At 17, Dad joined the Navy the week after Pearl Harbor was attacked by the Japanese -- all his friends volunteered for the service that week, along with his brother and one of his sisters.
Engineers go back in my father's family to the 1900s: the Navy taught Dad Electrical Engineering, and he became a ship's electrician.
They also trained him to be a Gunner's Mate, and Dad worked ship guns so large he developed some permanent hearing loss.
Dad received a commendation for shooting down a Nazi plane dive bombing his ship.
That commendation -- and five years at sea fighting from Africa to Italy, from the South Pacific to Iwo Jima -- came at a heavy price.
Including Dad's best friend killed next to him while landing troops in Italy, a ship sunk in the South Pacific -- and at age 23, in charge of a three-gunship flotilla at Iwo Jima, his lead ship disabled in the frontline of shelling.
Dad's ship was being towed back to Hawaii to ready it for the invasion of Japan when the atomic bombs were dropped on Hiroshima and Nagasaki -- and World War II was finally over for my father.
The Navy wanted to keep Dad, offered him promotions and prime posts: Hawaii, where the country boy from New Jersey had learned to surf.
But my father had had enough of war games. And although he never admitted it, suffered from what they then called Shell Shock -- what we know as Post-Traumatic Stress Disorder.
According to my uncle, the first year Dad was back from the war, the family was worried they could still lose him.
Dad was hallucinating, drinking, fighting, totaled his car in an accident. His brother was a volunteer rescue worker called to that accident, convinced for long minutes that Dad had been killed.
My grandfather started a small home building company to get my father back to work.
Eventually, Dad married, built a house of his own, but refused work at the local government arsenal.
Instead went to work as an engineer in rocket engine testing (my father was, literally, a rocket scientist!)
Dad continued to hunt and fish with his friends.
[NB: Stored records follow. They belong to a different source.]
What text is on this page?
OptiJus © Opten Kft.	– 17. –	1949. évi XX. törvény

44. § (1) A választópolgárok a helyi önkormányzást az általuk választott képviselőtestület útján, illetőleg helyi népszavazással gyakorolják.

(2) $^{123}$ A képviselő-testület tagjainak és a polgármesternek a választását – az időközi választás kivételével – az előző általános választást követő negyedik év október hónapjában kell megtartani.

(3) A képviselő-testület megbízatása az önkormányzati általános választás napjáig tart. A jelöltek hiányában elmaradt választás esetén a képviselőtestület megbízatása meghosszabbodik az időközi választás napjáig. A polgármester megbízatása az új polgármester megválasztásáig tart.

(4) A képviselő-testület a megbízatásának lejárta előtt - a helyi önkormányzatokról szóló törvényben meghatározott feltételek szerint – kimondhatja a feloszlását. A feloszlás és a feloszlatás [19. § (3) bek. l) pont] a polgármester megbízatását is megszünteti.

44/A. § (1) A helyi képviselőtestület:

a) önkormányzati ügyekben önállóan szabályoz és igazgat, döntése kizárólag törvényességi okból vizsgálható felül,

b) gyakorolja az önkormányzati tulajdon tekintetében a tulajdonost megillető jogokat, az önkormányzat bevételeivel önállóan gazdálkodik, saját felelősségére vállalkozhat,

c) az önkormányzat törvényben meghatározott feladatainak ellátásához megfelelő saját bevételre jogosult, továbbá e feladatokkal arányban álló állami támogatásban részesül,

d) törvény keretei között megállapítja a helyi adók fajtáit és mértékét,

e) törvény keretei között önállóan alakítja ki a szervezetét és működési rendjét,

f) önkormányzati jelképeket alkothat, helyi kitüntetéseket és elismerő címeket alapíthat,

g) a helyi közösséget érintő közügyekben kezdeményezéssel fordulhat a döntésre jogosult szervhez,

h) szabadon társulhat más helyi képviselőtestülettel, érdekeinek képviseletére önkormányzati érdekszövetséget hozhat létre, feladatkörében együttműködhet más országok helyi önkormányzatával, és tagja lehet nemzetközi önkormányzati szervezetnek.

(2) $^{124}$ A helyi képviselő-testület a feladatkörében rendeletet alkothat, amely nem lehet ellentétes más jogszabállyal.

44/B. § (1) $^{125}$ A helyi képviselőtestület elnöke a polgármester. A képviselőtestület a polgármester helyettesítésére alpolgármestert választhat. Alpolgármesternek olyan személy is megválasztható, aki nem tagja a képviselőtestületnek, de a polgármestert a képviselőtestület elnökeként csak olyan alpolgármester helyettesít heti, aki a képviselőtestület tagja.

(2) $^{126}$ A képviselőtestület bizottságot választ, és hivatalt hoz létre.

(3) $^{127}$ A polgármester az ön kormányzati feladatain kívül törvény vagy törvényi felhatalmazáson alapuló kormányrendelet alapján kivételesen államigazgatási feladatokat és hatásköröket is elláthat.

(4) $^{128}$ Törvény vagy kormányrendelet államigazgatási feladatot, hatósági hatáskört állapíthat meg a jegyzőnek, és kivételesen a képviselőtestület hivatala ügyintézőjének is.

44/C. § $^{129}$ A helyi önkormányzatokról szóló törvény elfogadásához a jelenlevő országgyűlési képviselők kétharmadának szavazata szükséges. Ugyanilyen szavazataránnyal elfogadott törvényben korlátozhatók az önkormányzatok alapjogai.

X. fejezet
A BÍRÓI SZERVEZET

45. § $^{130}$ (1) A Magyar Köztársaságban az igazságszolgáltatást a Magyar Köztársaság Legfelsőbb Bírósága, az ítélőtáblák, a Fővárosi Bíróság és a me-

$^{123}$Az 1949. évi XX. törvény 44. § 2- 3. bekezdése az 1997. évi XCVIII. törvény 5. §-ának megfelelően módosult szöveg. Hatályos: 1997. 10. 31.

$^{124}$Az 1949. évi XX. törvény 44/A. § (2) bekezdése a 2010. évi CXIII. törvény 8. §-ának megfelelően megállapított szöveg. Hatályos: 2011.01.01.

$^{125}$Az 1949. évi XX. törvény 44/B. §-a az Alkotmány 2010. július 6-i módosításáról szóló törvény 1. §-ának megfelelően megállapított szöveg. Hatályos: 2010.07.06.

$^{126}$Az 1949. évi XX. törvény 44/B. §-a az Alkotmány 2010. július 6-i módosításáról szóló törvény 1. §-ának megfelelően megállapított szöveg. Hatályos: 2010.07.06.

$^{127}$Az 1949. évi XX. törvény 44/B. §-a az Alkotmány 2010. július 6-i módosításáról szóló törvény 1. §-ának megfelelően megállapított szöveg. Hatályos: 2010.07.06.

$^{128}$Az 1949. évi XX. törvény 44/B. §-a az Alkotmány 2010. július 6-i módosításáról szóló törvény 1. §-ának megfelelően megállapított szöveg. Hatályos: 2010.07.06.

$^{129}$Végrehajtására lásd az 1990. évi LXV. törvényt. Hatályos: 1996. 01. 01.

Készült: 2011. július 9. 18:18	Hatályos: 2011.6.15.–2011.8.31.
I remember venison stew, and dressed deer hanging in some neighbors' yards every fall (not ours, thank god.)
Then one day, my three-year-old sister and four-year old brother somehow got hold of Dad's Swiss Army knife out of the top drawer of his dresser (so far above their heads, that no one could figure out how they'd managed.)
They fought over the penknife and my sister's finger was nearly severed.
I remember the trail of blood drops down the hallway as my father scooped her up and drove her to the local hospital, where they managed to save her finger.
(A finger which has come in handy in her career as a doctor.)
The first thing back from the hospital, my father got rid of his hunting rifle -- even though it had been safely stored in the attic, with a door so far above our heads that as children we couldn't manage to pull it down.
But Dad sold that gun, or gave it to one of his friends.
This was 60 years ago, long before childproofing a home was the norm.
My father had been a lifelong hunter, but he'd seen what guns could do. And more important, my father valued his children's safety over a hobby.
It's a national disgrace that we, as Americans, allow gun hobbyists to create a situation in which our children die from guns they can't even use as hobbyist hunters: Weapons of war.
High-powered weapons of war -- used to hunt other Americans.